Romanian President Traian Basescu was left little choice but to re-appoint rival Victor Ponta as prime minister after the leftist's party won an election resoundingly.

Mr Ponta's Social Liberal Union (USL) won up to 60% of votes in yesterday's parliamentary election, results showed.

The electoral system could give it an even bigger share of seats in the Balkan country's parliament, putting Mr Ponta in a strong position in a power struggle with the right-wing Mr Basescu.

Mr Basescu had said he would not ask Mr Ponta to be prime minister again after the USL failed to impeach him in July.

While he has since softened his tone, he could try to split the USL by naming someone else from the alliance of leftists and liberals.

Any uncertainty over a new government would delay talks over a new deal with the International Monetary Fund to replace a €5bn  agreement expiring in early 2013.

The leu currency and Bucharest stocks were a touch lower and bond yields rose slightly, but dealers said they may rally if a new government is in place quickly.

Mr Basescu has not yet commented on the election result. Ponta has said he hopes the vote will end the political "civil war".

Mr Ponta's party has promised to roll back the previous centre-right administration's austerity policies by cutting taxes and raising salaries, though it has limited room to do so given expectations of growth this year of just 0.4%. 
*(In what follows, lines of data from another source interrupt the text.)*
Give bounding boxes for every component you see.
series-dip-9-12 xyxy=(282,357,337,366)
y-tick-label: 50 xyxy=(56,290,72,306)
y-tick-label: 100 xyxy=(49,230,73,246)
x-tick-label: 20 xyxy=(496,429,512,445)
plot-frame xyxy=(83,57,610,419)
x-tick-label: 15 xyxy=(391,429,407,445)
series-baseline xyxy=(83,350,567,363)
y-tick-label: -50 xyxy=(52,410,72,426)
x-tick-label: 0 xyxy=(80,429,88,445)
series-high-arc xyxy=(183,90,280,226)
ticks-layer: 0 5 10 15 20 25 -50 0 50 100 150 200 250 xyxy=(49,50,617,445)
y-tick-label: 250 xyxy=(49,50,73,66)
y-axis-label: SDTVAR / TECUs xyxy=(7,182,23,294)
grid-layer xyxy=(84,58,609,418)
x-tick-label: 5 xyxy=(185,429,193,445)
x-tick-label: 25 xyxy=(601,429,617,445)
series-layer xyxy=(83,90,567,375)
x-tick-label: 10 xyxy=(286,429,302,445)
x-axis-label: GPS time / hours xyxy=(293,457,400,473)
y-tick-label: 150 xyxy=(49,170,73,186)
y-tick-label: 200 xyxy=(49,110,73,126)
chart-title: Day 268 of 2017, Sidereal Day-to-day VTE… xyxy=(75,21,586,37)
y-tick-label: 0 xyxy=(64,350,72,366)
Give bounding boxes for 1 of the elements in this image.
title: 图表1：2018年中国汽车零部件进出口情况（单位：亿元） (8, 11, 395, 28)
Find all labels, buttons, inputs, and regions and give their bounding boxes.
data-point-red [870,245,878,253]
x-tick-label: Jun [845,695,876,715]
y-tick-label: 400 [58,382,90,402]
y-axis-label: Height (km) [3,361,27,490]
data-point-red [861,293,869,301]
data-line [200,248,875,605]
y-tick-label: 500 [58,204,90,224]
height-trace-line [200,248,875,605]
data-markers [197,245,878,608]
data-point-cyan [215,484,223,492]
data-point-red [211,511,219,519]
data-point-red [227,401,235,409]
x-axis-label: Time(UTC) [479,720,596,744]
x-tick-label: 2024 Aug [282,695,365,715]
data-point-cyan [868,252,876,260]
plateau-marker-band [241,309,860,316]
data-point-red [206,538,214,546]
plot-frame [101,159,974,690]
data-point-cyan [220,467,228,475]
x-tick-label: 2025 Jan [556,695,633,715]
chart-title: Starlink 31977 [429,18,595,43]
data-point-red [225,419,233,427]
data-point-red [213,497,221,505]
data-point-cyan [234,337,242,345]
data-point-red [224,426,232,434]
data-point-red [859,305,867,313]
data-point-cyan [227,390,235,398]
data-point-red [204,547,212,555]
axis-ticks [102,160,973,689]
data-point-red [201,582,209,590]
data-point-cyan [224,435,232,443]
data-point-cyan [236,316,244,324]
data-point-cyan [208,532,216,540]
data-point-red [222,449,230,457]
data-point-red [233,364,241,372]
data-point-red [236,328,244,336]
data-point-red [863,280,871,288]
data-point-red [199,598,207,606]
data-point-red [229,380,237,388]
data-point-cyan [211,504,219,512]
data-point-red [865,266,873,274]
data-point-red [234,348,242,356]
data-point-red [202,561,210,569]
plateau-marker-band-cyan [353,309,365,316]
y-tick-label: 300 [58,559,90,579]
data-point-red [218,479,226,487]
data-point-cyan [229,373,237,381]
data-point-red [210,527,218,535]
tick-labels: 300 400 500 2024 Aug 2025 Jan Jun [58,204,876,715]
For its attempt to impeach the president, the USL came in for harsh criticism from the EU and US, which accused it of undermining the rule of law. Political analysts say that could discourage it from more radical steps.

On many indicators, Romania trails other ex-communist neighbours like Hungary, Poland and the Czech Republic.

Corruption is rife, its roads and rail are outdated and it cannot provide reliable basic services such as running water and electricity to all its 19m people nearly a quarter of a century after the fall of dictator Nicolae Ceausescu in 1989.

It joined the EU in 2007 but remains the second poorest and effectively a second-tier member.

It is excluded from the passport-free Schengen zone because of corruption concerns, and with its judicial system subject to special monitoring.